Homicide detectives say a locksmith came to a vacant home on the 4500 block of east Viking Road and found someone inside.

The locksmith immediately called the property managers, shortly after, police were investigating a deadly shooting.

For locksmith Rob Zaruba, the story is far too common.

"Doing this job 25 years we come across it once a week if not twice," Zaruba said.

Not only is it more common, Zaruba says it's even more dangerous.

"We've had knives pulled on us, we've had pit bulls and a couple weeks ago I had a guy with a syringe come after me," he said. "I'm really thinking about getting my concealed weapon because I'm able to but then you have to know when is the right time to use it and not to use it."

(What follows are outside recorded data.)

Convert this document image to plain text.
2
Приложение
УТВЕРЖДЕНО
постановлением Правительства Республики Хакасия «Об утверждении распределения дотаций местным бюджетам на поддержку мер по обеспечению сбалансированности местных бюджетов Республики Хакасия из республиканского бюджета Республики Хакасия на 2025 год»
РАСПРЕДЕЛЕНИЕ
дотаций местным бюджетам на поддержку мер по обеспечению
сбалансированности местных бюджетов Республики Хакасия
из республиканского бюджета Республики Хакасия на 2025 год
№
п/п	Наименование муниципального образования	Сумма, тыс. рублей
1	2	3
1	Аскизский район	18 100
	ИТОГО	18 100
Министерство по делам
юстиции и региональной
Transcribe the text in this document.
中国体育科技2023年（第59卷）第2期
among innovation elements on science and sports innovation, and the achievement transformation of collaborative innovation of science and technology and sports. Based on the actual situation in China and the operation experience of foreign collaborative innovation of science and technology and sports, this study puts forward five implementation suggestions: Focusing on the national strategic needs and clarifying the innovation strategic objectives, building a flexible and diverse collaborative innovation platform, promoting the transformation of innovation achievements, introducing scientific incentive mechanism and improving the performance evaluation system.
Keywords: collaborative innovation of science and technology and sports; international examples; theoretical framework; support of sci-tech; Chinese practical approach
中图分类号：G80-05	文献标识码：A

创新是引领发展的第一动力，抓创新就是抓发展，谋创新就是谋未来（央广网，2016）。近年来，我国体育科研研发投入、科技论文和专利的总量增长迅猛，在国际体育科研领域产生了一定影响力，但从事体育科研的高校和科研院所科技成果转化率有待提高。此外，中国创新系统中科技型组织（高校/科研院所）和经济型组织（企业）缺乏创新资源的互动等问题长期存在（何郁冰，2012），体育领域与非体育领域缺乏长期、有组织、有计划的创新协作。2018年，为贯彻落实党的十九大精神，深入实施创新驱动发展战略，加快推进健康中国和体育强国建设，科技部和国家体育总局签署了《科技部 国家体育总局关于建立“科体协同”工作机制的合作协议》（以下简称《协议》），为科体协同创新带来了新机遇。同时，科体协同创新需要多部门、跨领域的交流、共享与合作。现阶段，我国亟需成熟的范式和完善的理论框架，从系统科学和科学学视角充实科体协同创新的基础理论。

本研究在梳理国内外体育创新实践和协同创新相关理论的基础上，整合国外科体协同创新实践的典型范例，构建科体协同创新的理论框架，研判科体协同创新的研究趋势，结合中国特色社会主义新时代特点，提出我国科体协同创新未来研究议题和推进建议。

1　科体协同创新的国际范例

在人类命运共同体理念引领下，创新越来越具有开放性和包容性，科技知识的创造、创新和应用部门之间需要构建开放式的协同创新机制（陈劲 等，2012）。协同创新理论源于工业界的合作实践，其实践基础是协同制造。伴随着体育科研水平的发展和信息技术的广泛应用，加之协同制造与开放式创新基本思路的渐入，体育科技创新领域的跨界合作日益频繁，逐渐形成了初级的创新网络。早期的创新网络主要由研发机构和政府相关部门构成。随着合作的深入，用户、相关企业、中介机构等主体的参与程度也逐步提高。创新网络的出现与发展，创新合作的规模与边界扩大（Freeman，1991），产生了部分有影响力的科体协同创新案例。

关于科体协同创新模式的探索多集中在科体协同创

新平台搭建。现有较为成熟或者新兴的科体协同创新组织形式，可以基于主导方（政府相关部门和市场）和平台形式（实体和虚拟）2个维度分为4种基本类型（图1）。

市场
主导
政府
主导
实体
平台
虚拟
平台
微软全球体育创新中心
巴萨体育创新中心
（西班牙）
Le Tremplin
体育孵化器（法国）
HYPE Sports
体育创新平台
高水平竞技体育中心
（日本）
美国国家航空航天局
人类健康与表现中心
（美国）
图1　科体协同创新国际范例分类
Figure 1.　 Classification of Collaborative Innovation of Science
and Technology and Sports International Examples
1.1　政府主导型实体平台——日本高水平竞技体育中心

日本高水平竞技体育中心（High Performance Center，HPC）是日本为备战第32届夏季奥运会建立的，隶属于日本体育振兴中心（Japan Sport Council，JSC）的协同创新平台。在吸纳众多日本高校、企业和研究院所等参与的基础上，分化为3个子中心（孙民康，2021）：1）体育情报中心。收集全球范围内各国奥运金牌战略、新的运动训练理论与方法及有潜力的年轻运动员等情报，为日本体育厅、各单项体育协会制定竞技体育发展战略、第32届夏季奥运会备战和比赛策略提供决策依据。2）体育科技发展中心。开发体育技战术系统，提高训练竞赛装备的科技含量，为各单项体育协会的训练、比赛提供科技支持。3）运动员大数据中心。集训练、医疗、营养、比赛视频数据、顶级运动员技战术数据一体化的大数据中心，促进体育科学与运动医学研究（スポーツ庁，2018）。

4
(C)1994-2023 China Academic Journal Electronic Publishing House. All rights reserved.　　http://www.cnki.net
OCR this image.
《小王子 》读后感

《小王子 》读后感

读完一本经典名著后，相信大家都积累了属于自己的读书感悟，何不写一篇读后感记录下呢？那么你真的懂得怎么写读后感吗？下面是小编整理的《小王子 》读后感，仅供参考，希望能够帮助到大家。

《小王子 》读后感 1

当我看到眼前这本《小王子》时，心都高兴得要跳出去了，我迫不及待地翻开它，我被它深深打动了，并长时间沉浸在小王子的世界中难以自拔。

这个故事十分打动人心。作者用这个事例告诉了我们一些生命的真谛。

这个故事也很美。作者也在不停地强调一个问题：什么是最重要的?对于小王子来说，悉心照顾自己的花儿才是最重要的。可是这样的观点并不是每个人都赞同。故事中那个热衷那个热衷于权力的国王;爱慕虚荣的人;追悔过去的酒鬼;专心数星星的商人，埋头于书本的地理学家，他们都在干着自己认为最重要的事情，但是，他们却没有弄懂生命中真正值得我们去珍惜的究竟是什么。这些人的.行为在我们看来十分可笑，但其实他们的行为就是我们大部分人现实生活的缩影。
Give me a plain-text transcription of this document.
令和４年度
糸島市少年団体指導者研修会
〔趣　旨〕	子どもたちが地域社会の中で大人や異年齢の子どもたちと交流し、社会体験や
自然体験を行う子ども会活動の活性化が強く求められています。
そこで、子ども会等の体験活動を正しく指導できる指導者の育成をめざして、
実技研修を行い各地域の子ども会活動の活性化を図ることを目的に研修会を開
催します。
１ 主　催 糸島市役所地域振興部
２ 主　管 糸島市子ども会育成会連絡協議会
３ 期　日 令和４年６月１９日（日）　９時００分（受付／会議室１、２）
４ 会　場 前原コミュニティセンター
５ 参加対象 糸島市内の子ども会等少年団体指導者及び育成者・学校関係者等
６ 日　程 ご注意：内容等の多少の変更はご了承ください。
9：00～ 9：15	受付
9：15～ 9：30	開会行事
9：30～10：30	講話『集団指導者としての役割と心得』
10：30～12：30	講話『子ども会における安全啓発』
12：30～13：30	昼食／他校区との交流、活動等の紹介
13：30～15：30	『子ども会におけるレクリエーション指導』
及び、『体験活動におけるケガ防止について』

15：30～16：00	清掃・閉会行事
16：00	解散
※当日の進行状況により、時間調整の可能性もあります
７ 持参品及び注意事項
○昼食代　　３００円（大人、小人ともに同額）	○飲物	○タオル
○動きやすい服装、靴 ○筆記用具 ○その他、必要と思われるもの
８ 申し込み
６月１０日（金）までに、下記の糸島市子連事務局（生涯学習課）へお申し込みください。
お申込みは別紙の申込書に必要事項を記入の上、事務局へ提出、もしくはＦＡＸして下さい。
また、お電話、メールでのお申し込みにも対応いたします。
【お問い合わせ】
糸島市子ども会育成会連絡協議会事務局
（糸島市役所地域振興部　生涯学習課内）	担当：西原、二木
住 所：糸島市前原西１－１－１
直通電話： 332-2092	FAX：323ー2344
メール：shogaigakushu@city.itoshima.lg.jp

Consequences a property managing husband and wife team are now dealing with after police told News 3 they confronted a man in the vacant home.

That led to a fistfight which caused the property manager to grab a gun and pull the trigger, according to detectives. The suspected burglar was killed.

Michael Shema who lives right across the street from the home initially couldn't understand why police went to the empty home but his neighbors clued him in.

"My neighbor over here said she had seen a few people going in and out over there for the last couple of days," Shema said

Zaruba tells News 3 he tries to take every precaution when doing his work.

If he finds someone inside he calls police or property managers.

Doing what he can to stay safe while doing a job that on the surface doesn't seem dangerous.

Victor Lamar Jones, 27, was killed by a gunshot wound to his back and his death has been ruled a homicide, according to the Clark County coroner's office.

Once officers complete their investigation they will submit the case to the Clark County District Attorney's Office to determine if charges will be filed against the property manager.